A visão de Osmar Terra, no entanto, também não é unanimidade. Em entrevista ao canal de notícias CNN, na tarde desta segunda (23), o presidente da Câmara dos Deputados, Rodrigo Maia, lembrou que as medidas de distanciamento social servem para evitar um pico muito forte no sistema de saúde.

“Se não houver um pouco forte de contaminação a gente tem condição de garantir vagas de UTI na rede pública e privada para que todos possam ser atendidos. Essa deve ser a prioridade. É claro que o governo tem que entender que com o isolamento das famílias a economia vai ter um tranco de 30, 60, 90 dias. E o governo precisa intervir nessa parte, mas nunca na linha de liberar, tirar do isolamento quem tem menos de 60 anos. Acho que não, a gente ainda não conhece o vírus e como vai ser a receptividade dos brasileiros ao vírus, qual será a reação. Em cada país foi de uma forma, então a gente precisa ter paciência e focar no enfrentamento”, disse, chamando, inclusive, a participação do setor privado para construção de leitos de UTI. “Na Alemanha este foi um dado fundamental.”

Para Jatobá, a postura de Osmar Terra é até ingênua. “Ele subestima o poder dessa nova epidemia e compara com eventos passados de menor intensidade. Essa só tem paralelo com a pandemia da influenza (Gripe Espanhola) que assolou o mundo em 1917 e matou milhões de pessoa, meu avô morreu em Bom Conselho. Naquele tempo não havia os recursos que temos hoje”, diz Jatobá, lembrando que não tem muito o que fazer. “A China controlou, Taiwan também . A Itália que tardiamente adotou o isolamento social, a Espanha. Todos os países mostram que é necessário.
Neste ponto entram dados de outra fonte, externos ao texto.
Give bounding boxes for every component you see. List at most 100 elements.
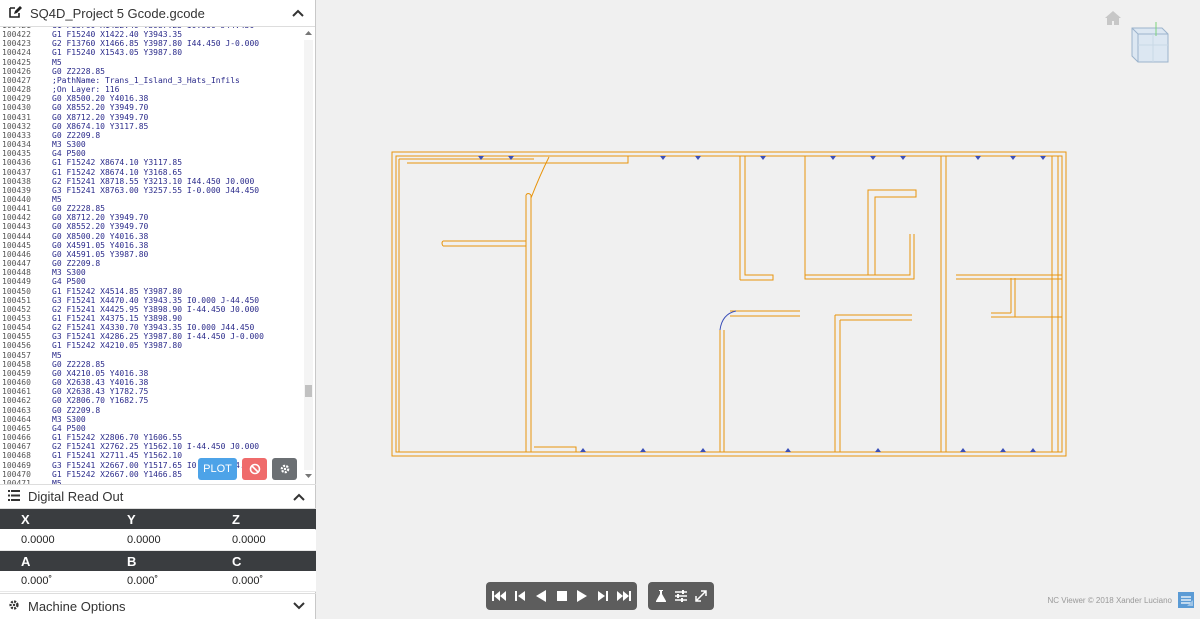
gcode-line[interactable]: 100457 M5 [0,351,300,360]
editor-scrollbar[interactable] [304,30,313,480]
gcode-line[interactable]: 100465 G4 P500 [0,424,300,433]
line-number: 100446 [2,249,31,259]
gcode-editor[interactable]: 100421G1 F13760 X1422.40 Y3987.25 I0.000… [0,27,316,484]
document-icon[interactable] [1178,592,1194,613]
line-code: G0 X8500.20 Y4016.38 [52,94,149,104]
chevron-up-icon[interactable] [290,488,308,506]
gcode-line[interactable]: 100437 G1 F15242 X8674.10 Y3168.65 [0,168,300,177]
dro-title: Digital Read Out [28,489,124,504]
scrollbar-thumb[interactable] [305,385,312,397]
gcode-line[interactable]: 100452 G2 F15241 X4425.95 Y3898.90 I-44.4… [0,305,300,314]
line-number: 100467 [2,442,31,452]
expand-icon[interactable] [691,585,711,607]
axis-label-z: Z [232,511,240,527]
line-code: G0 X4591.05 Y4016.38 [52,240,149,250]
gcode-line[interactable]: 100429 G0 X8500.20 Y4016.38 [0,94,300,103]
line-code: G2 F15241 X4425.95 Y3898.90 I-44.450 J0.… [52,304,260,314]
gcode-line[interactable]: 100455 G3 F15241 X4286.25 Y3987.80 I-44.4… [0,332,300,341]
gcode-line[interactable]: 100434 M3 S300 [0,140,300,149]
gcode-line[interactable]: 100430 G0 X8552.20 Y3949.70 [0,103,300,112]
gcode-line[interactable]: 100426 G0 Z2228.85 [0,67,300,76]
skip-end-icon[interactable] [613,585,634,607]
sliders-icon[interactable] [671,585,691,607]
stop-icon[interactable] [551,585,572,607]
gcode-line[interactable]: 100438 G2 F15241 X8718.55 Y3213.10 I44.45… [0,177,300,186]
line-number: 100440 [2,194,31,204]
gcode-line[interactable]: 100443 G0 X8552.20 Y3949.70 [0,222,300,231]
gcode-line[interactable]: 100425 M5 [0,58,300,67]
gcode-line[interactable]: 100445 G0 X4591.05 Y4016.38 [0,241,300,250]
gcode-line[interactable]: 100444 G0 X8500.20 Y4016.38 [0,232,300,241]
gcode-line[interactable]: 100458 G0 Z2228.85 [0,360,300,369]
gcode-line[interactable]: 100441 G0 Z2228.85 [0,204,300,213]
gcode-line[interactable]: 100423 G2 F13760 X1466.85 Y3987.80 I44.45… [0,39,300,48]
dro-axis-header-abc: A B C [0,551,316,571]
toolpath-viewer[interactable]: NC Viewer © 2018 Xander Luciano [316,0,1200,619]
play-icon[interactable] [572,585,593,607]
gcode-line[interactable]: 100460 G0 X2638.43 Y4016.38 [0,378,300,387]
line-code: G0 X2638.43 Y1782.75 [52,387,149,397]
gcode-line[interactable]: 100432 G0 X8674.10 Y3117.85 [0,122,300,131]
gcode-line[interactable]: 100428 ;On Layer: 116 [0,85,300,94]
home-icon[interactable] [1104,10,1122,31]
gcode-line[interactable]: 100442 G0 X8712.20 Y3949.70 [0,213,300,222]
stop-button[interactable] [242,458,267,480]
gcode-line[interactable]: 100436 G1 F15242 X8674.10 Y3117.85 [0,158,300,167]
machine-options-header[interactable]: Machine Options [0,594,316,618]
gcode-line[interactable]: 100447 G0 Z2209.8 [0,259,300,268]
line-number: 100437 [2,167,31,177]
gcode-line[interactable]: 100424 G1 F15240 X1543.05 Y3987.80 [0,48,300,57]
flask-icon[interactable] [651,585,671,607]
gcode-line[interactable]: 100463 G0 Z2209.8 [0,406,300,415]
chevron-up-icon[interactable] [289,4,307,22]
dro-header[interactable]: Digital Read Out [0,484,316,509]
tools-toolbar [648,582,714,610]
dro-values-abc: 0.000˚ 0.000˚ 0.000˚ [0,571,316,592]
gcode-line[interactable]: 100453 G1 F15241 X4375.15 Y3898.90 [0,314,300,323]
gcode-line[interactable]: 100454 G2 F15241 X4330.70 Y3943.35 I0.000… [0,323,300,332]
machine-options-section: Machine Options [0,593,316,618]
gcode-line[interactable]: 100449 G4 P500 [0,277,300,286]
gcode-line[interactable]: 100461 G0 X2638.43 Y1782.75 [0,387,300,396]
line-code: G0 X8500.20 Y4016.38 [52,231,149,241]
line-code: G2 F15241 X2762.25 Y1562.10 I-44.450 J0.… [52,442,260,452]
dro-values-xyz: 0.0000 0.0000 0.0000 [0,530,316,551]
gcode-line[interactable]: 100451 G3 F15241 X4470.40 Y3943.35 I0.000… [0,296,300,305]
gcode-line[interactable]: 100456 G1 F15242 X4210.05 Y3987.80 [0,341,300,350]
gcode-line[interactable]: 100464 M3 S300 [0,415,300,424]
file-panel-header[interactable]: SQ4D_Project 5 Gcode.gcode [0,0,315,27]
play-reverse-icon[interactable] [530,585,551,607]
gear-icon [280,464,289,474]
gcode-line[interactable]: 100459 G0 X4210.05 Y4016.38 [0,369,300,378]
line-code: G4 P500 [52,277,86,287]
gcode-line[interactable]: 100435 G4 P500 [0,149,300,158]
line-code: G2 F13760 X1466.85 Y3987.80 I44.450 J-0.… [52,39,260,49]
skip-start-icon[interactable] [489,585,510,607]
line-code: G3 F15241 X8763.00 Y3257.55 I-0.000 J44.… [52,185,260,195]
settings-button[interactable] [272,458,297,480]
step-back-icon[interactable] [510,585,531,607]
line-number: 100454 [2,323,31,333]
gcode-line[interactable]: 100448 M3 S300 [0,268,300,277]
gcode-line[interactable]: 100422 G1 F15240 X1422.40 Y3943.35 [0,30,300,39]
toolpath-canvas[interactable] [316,0,1200,619]
gcode-line[interactable]: 100427 ;PathName: Trans_1_Island_3_Hats_I… [0,76,300,85]
line-number: 100469 [2,460,31,470]
gcode-line[interactable]: 100431 G0 X8712.20 Y3949.70 [0,113,300,122]
chevron-down-icon[interactable] [290,597,308,615]
plot-button[interactable]: PLOT [198,458,237,480]
gcode-line[interactable]: 100440 M5 [0,195,300,204]
line-code: G0 Z2209.8 [52,130,101,140]
line-number: 100436 [2,158,31,168]
line-code: G3 F15241 X4470.40 Y3943.35 I0.000 J-44.… [52,295,260,305]
gcode-line[interactable]: 100446 G0 X4591.05 Y3987.80 [0,250,300,259]
view-cube-icon[interactable] [1126,22,1172,73]
step-forward-icon[interactable] [593,585,614,607]
line-number: 100435 [2,149,31,159]
gcode-line[interactable]: 100439 G3 F15241 X8763.00 Y3257.55 I-0.00… [0,186,300,195]
gcode-line[interactable]: 100462 G0 X2806.70 Y1682.75 [0,396,300,405]
gcode-line[interactable]: 100450 G1 F15242 X4514.85 Y3987.80 [0,287,300,296]
gcode-line[interactable]: 100467 G2 F15241 X2762.25 Y1562.10 I-44.4… [0,442,300,451]
gcode-line[interactable]: 100466 G1 F15242 X2806.70 Y1606.55 [0,433,300,442]
gcode-line[interactable]: 100433 G0 Z2209.8 [0,131,300,140]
Cabe ao setor público, empresários e sociedade civil a cuidar dos impactos.”

Na sociedade civil há algumas iniciativas em relação a doação de equipamentos, clubes de futebol estão oferecendo suas instalações e outras iniciativas. “O setor público pode ajudar com crédito subsidiado para pagar parte da folha, principalmente das empresas menores. Mas os patrões têm que evitar demitir de forma irresponsável. A pessoas têm família, têm que cuidar da higiene, precisam de quem tem mais recursos para suavizar os efeitos econômicos dessa supressão.”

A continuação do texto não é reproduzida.